Binding interaction of typical emerging contaminants on Gobiocypris rarus transthyretin: an in vitro and in silico study

Emerging contaminants (ECs) have drawn global concern, and the endocrine disrupting chemicals is one of the highly interested ECs categories. However, numerous ECs lacks the basic information about whether they can disturb the endocrine related biomacromolecules or elicit endocrine related detrimental effects on organism. In this study, the potential binding affinity and underlying binding mechanism between 29 ECs from 7 chemical groups and Gobiocypris rarus transthyretin (CrmTTR) are investigated and probed using in vitro and in silico methods.
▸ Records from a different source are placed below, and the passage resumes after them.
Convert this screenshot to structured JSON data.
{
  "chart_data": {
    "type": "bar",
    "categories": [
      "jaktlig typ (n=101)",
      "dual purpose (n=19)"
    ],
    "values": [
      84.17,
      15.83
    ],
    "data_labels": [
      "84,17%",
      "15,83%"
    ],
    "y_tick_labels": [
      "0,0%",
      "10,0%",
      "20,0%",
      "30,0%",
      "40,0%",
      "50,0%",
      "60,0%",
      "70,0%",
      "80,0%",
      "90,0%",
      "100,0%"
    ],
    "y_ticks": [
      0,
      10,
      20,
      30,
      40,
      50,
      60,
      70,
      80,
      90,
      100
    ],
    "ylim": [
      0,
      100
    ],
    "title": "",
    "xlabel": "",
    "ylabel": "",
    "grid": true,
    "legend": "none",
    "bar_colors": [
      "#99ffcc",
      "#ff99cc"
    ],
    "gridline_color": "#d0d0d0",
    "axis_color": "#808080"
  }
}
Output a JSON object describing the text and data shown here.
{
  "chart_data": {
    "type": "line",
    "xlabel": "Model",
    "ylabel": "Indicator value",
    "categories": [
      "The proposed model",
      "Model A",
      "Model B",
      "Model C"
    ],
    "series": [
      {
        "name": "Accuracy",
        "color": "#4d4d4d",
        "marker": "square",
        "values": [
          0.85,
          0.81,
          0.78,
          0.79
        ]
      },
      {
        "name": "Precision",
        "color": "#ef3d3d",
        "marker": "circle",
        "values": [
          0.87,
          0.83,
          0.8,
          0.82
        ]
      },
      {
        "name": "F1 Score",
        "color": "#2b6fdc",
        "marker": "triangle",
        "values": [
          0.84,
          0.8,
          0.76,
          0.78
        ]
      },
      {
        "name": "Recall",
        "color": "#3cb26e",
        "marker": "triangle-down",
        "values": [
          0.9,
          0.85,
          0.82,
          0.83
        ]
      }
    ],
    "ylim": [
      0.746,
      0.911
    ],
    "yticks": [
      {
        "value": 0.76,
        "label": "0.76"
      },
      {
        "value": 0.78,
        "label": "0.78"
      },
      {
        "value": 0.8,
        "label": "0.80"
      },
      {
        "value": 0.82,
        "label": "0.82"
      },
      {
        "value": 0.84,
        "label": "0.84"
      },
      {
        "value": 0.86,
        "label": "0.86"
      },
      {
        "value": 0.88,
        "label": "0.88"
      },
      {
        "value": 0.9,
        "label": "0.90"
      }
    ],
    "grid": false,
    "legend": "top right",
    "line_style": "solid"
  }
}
The experimental results demonstrate that 14 selected ECs (11 disinfection byproducts, 1 pharmaceuticals and personal care product, 1 alkylphenol, 1 perfluoroalkyl and polyfluoroalkyl substance) are potential CrmTTR binders. The CrmTTR binding affinity of three ECs (i.e., 2,6-diiodo-4-nitrophenol (logRP(T₄) = 0.678 ± 0.198), 2-bromo-6-chloro-4-nitrophenol (logRP(T₄) = 0.399 ± 0.0908), tetrachloro-1,4-benzoquinone (logRP(T₄) = 0.272 ± 0.0655)) were higher than that of 3,3′,5,5′-tetraiodo-L-thyronine, highlighting that more work should be performed to reveal their potential endocrine related harmful effects on Gobiocypris rarus. Molecular docking results imply that hydrogen bond and hydrophobic interactions are the dominated non-covalent interactions between the active disruptors and CrmTTR. The optimum mechanism-based (for CrmTTR), and high throughput screening (for CrmTTR, little skate-TTR, seabream-TTR, and human-TTR) binary classification models are developed using three machine learning algorithms, and all the models have good classification performance. To facilitate the use of developed high throughput screening models, a tool named “TTR Profiler” is derived, which could be employed to determine whether a given substance is a potential CrmTTR, little skate-TTR, seabream-TTR, or human-TTR disruptor or not.